The cursor is opaque — clients must treat it as a blob, not parse it. prev_cursor is null on the first page. next_cursor is null when has_more is false.
CursorPaginationHelper::DEFAULT_PER_PAGE // 20
CursorPaginationHelper::MAX_PER_PAGE // 100
Requests for more than 100 items per page are silently capped.
The value object returned by paginate():
final readonly class CursorPaginationResult
{
public array $items; // hydrated entities for this page
public ?PaginationCursor $cursor; // cursor used for this request (null = first page)

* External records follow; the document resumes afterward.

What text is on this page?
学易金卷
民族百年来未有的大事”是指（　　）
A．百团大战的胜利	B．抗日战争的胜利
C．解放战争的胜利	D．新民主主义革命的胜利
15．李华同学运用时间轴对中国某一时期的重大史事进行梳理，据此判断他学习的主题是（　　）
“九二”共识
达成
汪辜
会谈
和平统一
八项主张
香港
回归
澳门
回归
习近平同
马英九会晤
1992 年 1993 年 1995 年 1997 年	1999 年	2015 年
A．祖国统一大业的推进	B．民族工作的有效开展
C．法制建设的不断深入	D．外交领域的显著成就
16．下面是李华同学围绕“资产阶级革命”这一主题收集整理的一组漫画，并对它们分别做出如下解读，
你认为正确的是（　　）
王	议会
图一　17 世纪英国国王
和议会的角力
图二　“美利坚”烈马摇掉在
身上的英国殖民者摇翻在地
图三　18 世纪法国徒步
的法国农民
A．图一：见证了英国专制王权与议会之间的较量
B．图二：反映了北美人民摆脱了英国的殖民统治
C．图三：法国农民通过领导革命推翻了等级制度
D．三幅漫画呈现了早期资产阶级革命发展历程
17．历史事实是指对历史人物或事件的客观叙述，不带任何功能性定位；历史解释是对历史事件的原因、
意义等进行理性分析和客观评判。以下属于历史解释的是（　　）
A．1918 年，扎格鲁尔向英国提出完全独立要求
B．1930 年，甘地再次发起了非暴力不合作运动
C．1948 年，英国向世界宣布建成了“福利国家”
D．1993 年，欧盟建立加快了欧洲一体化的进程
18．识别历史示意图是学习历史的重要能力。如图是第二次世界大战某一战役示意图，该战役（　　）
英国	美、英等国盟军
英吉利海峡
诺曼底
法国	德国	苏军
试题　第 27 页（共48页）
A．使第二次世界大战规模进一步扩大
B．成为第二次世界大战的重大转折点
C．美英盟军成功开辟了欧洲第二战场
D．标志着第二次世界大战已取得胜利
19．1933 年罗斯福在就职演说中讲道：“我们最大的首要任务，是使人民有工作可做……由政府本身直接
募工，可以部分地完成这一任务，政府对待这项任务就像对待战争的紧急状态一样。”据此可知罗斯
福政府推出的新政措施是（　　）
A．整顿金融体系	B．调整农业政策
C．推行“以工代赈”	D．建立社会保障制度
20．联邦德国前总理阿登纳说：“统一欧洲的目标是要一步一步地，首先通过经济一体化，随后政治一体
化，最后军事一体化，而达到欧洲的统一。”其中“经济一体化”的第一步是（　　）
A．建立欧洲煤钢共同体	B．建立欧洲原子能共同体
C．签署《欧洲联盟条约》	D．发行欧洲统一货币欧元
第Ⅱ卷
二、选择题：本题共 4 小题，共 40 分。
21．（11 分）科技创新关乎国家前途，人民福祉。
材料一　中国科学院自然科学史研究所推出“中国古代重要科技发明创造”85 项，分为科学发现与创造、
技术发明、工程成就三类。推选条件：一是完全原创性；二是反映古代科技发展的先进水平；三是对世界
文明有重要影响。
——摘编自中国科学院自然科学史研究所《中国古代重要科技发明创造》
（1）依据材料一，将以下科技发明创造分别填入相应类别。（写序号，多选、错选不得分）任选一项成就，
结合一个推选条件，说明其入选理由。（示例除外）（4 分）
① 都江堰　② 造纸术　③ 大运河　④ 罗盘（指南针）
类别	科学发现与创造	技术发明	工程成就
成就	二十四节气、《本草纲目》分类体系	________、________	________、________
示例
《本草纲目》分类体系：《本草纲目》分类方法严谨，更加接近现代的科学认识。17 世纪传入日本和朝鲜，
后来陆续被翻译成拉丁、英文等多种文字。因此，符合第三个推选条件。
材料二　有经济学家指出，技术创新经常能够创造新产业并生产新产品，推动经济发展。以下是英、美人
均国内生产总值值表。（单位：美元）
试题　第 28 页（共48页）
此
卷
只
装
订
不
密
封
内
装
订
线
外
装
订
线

public ?PaginationCursor $nextCursor; // cursor for next page, null if no more
public ?PaginationCursor $prevCursor; // cursor for previous page, null if first page
public int $perPage; // items per page that was requested
public bool $hasMore; // whether a next page exists
}
Pass the full $result as pagination to apiSuccess() — it extracts the metadata into meta.pagination and the items go into data separately.
The framework itself uses ApiResponse for automatic error responses on /api/ routes:
| Situation | Factory method | Status |
|---|---|---|
| Middleware blocks request | ApiResponse::forbidden() |
403 |
auth middleware — not authenticated |
ApiResponse::unauthorized() |
401 |
| Route entity parameter not found | ApiResponse::notFound() |
404 |
These fire automatically — no controller code needed for these cases.